A Bird Pierced This Flower

Evidence of flowerpiercer on a passionflower (Passiflora sp.), Yanacocha, 30 Jan 2023 (photo by Kate St. John)

11 February 2023

On our first day in Ecuador, 30 Jan 2023, we traveled to Yanacocha Biological Reserve 11,500 feet up on the Pichincha Volcano. We were wowed by the huge passionflowers (Passiflora sp.) dangling from vines along the trail but on close examination found a hole in this flower tube. It was made by a bird.

Passionflowers hanging from the vine, Yanacocha, 30 Jan 2023 (photo by Kate St. John)
The face of the same passionflower pictured at top, Yanacocha, 30 Jan 2023 (photo by Kate St. John)

These passionflowers evolved long tubes in an arms race against hummingbirds who developed ever-longer beaks to reach the nectar. However members of the Tanager family eat nectar, too, even though that have short beaks and cannot hover at the flower opening. Flowerpiercers (Diglossa sp.) land on the flower and bypass the flower’s defenses by poking a hole in the tube.

Masked flowerpiercer, Yanacocha, 30 Jan 2023 (photo by Mary Eyman)

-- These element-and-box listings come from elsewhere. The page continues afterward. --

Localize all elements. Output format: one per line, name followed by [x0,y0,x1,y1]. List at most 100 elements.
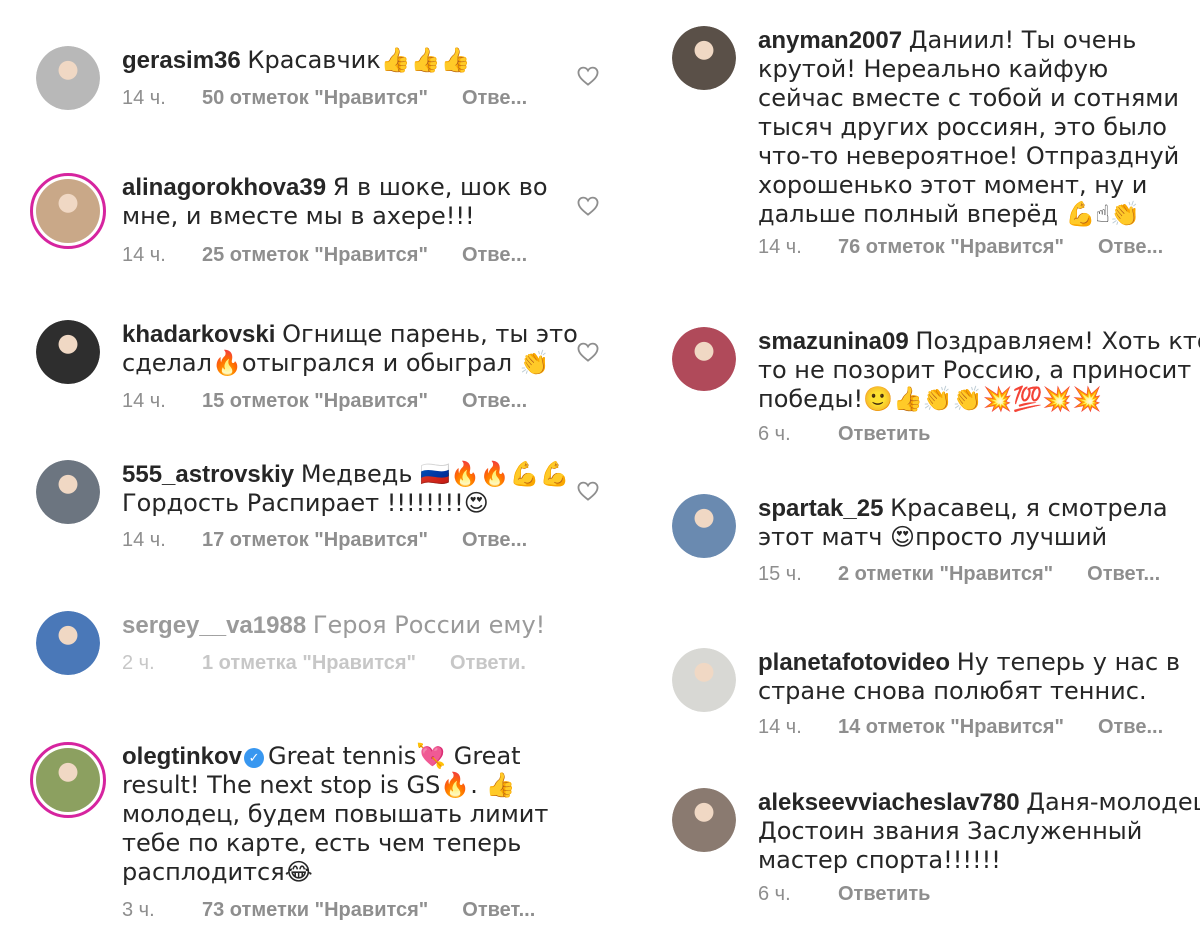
comment-line: Даниил! Ты очень [908,26,1137,54]
comment-meta: 14 ч. 25 отметок "Нравится" Отве... [122,243,527,267]
comment-meta: 14 ч. 17 отметок "Нравится" Отве... [122,528,527,552]
avatar[interactable] [36,320,100,384]
avatar[interactable] [36,460,100,524]
reply-button[interactable]: Ответить [838,882,930,906]
comment-line: Красавчик👍👍👍 [247,46,471,74]
comment-line: стране снова полюбят теннис. [758,677,1147,705]
comment-text: khadarkovski Огнище парень, ты это сделал… [122,320,578,378]
comment-line: хорошенько этот момент, ну и [758,171,1148,199]
comment-meta: 15 ч. 2 отметки "Нравится" Ответ... [758,562,1160,586]
reply-button[interactable]: Ответить [838,422,930,446]
avatar[interactable] [30,742,106,818]
comment-meta: 3 ч. 73 отметки "Нравится" Ответ... [122,898,535,922]
reply-button[interactable]: Отве... [462,389,527,413]
comment-time: 6 ч. [758,423,791,445]
comment-meta: 6 ч. Ответить [758,422,930,446]
comment-line: сделал🔥отыгрался и обыграл 👏 [122,349,550,377]
comment-time: 3 ч. [122,899,155,921]
comment-line: Медведь 🇷🇺🔥🔥💪💪 [300,460,570,488]
reply-button[interactable]: Отве... [1098,715,1163,739]
reply-button[interactable]: Ответи. [450,651,526,675]
avatar[interactable] [36,611,100,675]
comment-line: Поздравляем! Хоть кто [915,327,1200,355]
like-heart-icon[interactable] [577,481,599,501]
avatar-image [672,648,736,712]
reply-button[interactable]: Ответ... [1087,562,1160,586]
comment-likes[interactable]: 15 отметок "Нравится" [202,389,428,413]
comment-line: result! The next stop is GS🔥. 👍 [122,771,516,799]
comment-username[interactable]: alinagorokhova39 [122,174,326,201]
avatar-image [36,460,100,524]
comment-likes[interactable]: 2 отметки "Нравится" [838,562,1053,586]
comment-username[interactable]: alekseevviacheslav780 [758,789,1020,816]
comment-likes[interactable]: 1 отметка "Нравится" [202,651,416,675]
avatar-image [672,26,736,90]
comment-meta: 14 ч. 15 отметок "Нравится" Отве... [122,389,527,413]
comment-text: 555_astrovskiy Медведь 🇷🇺🔥🔥💪💪 Гордость Ра… [122,460,570,518]
comment-line: Красавец, я смотрела [890,494,1168,522]
comment-text: planetafotovideo Ну теперь у нас в стране… [758,648,1198,706]
comment-username[interactable]: anyman2007 [758,27,902,54]
comment-likes[interactable]: 50 отметок "Нравится" [202,86,428,110]
comment-username[interactable]: olegtinkov [122,743,242,770]
comment-text: gerasim36 Красавчик👍👍👍 [122,46,562,75]
comment-line: Героя России ему! [312,611,546,639]
comment-text: alinagorokhova39 Я в шоке, шок во мне, и … [122,173,562,231]
reply-button[interactable]: Ответ... [462,898,535,922]
comment-username[interactable]: gerasim36 [122,47,241,74]
comment-likes[interactable]: 25 отметок "Нравится" [202,243,428,267]
comment-username[interactable]: 555_astrovskiy [122,461,294,488]
comment-line: то не позорит Россию, а приносит [758,356,1192,384]
comment-username[interactable]: planetafotovideo [758,649,950,676]
comment-line: молодец, будем повышать лимит [122,800,549,828]
comment-line: победы!🙂👍👏👏💥💯💥💥 [758,385,1103,413]
comment-line: Я в шоке, шок во [332,173,548,201]
comment-time: 14 ч. [122,390,166,412]
avatar[interactable] [672,788,736,852]
avatar-image [36,611,100,675]
like-heart-icon[interactable] [577,66,599,86]
comment-line: тысяч других россиян, это было [758,113,1167,141]
comment-time: 2 ч. [122,652,155,674]
comment-line: Ну теперь у нас в [956,648,1180,676]
comment-meta: 14 ч. 76 отметок "Нравится" Отве... [758,235,1163,259]
avatar-image [36,320,100,384]
avatar[interactable] [672,494,736,558]
comment-text: alekseevviacheslav780 Даня-молодец! Досто… [758,788,1200,875]
avatar[interactable] [672,648,736,712]
comment-meta: 6 ч. Ответить [758,882,930,906]
comment-time: 14 ч. [122,529,166,551]
comment-username[interactable]: spartak_25 [758,495,883,522]
comment-line: этот матч 😍просто лучший [758,523,1108,551]
reply-button[interactable]: Отве... [462,528,527,552]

Masked flowerpiercers (Diglossa cyanea) and glossy flowerpiercers (Diglossa lafresnayii) were abundant at Yanacocha. We could hear them chattering in the forest …

… and see them at the nectar dishes. (The glossy flowerpiercer is black with a white shoulder at left below.)

Glossy (black at left) and masked flowerpiercers (blue), Yanacocha, 30 Jan 2023 (photo by Kate St. John)

Flowerpiercers are specially equipped for piercing flowers with a hook at the tip of their beaks. This photo from Wikimedia Commons shows the hooked tip.

Masked flowerpiercer at Yanacocha, 2007 (photo from Wikimedia Commons)

In Pennsylvania it’s the hummingbirds that eat nectar and insects that make holes in flowers. It’s amazing to think there is so much nectar in Ecuador that birds bother to pierce the flowers.